We examine the interaction of two-dimensional solitary pulses on falling
liquid films. We make use of the second-order model derived by Ruyer-Quil and
Manneville [Eur. Phys. J. B 6, 277 (1998); Eur. Phys. J. B 15, 357 (2000);
Phys. Fluids 14, 170 (2002)] by combining the long-wave approximation with a
weighted residuals technique. The model includes (second-order) viscous
dispersion effects which originate from the streamwise momentum equation and
tangential stress balance. These effects play a dispersive role that primarily
influences the shape of the capillary ripples in front of the solitary pulses.

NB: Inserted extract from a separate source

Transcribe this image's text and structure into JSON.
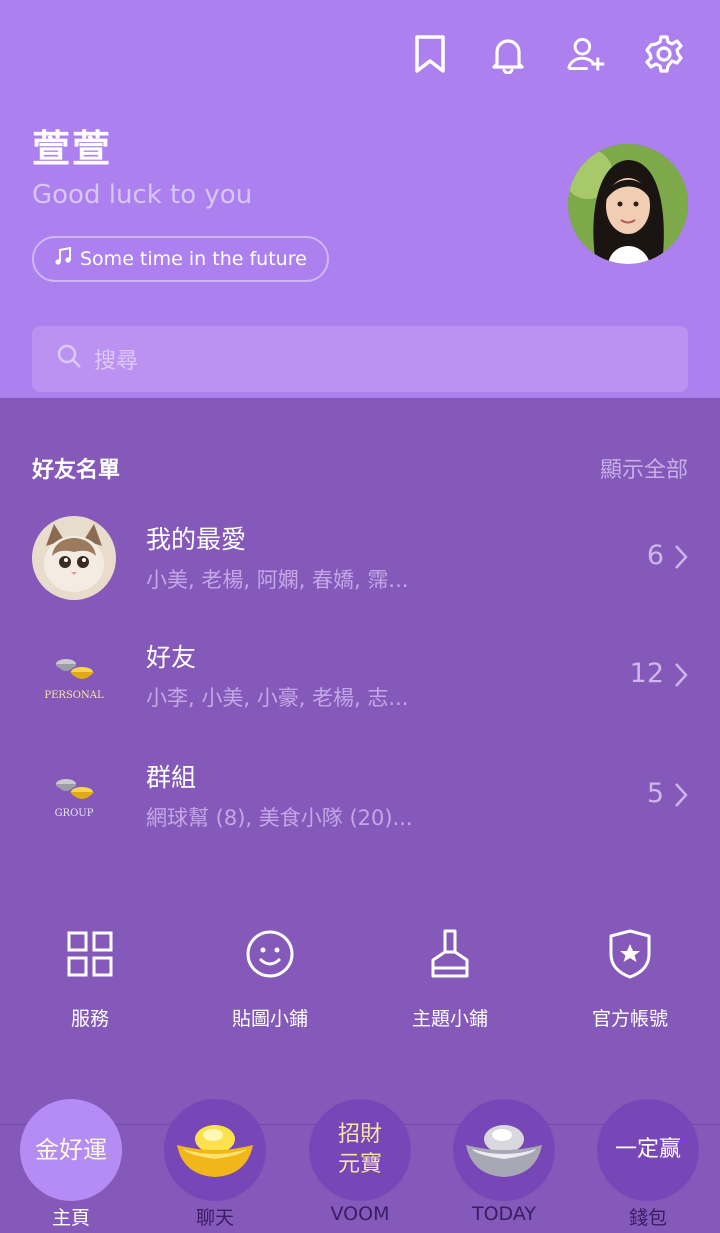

We show that different physical parameters, such as surface tension and
viscosity, play a crucial role in the interaction between solitary pulses
giving rise eventually to the formation of bound states consisting of two or
more pulses separated by well-defined distances and travelling at the same
velocity. By developing a rigorous coherent-structure theory, we are able to
theoretically predict the pulse-separation distances for which bound states are
formed. Viscous dispersion affects the distances at which bound states are
observed. We show that the theory is in very good agreement with computations
of the second-order model. We also demonstrate that the presence of bound
states allows the film free surface to reach a self-organized state that can be
statistically described in terms of a gas of solitary waves separated by a
typical mean distance and characterized by a typical density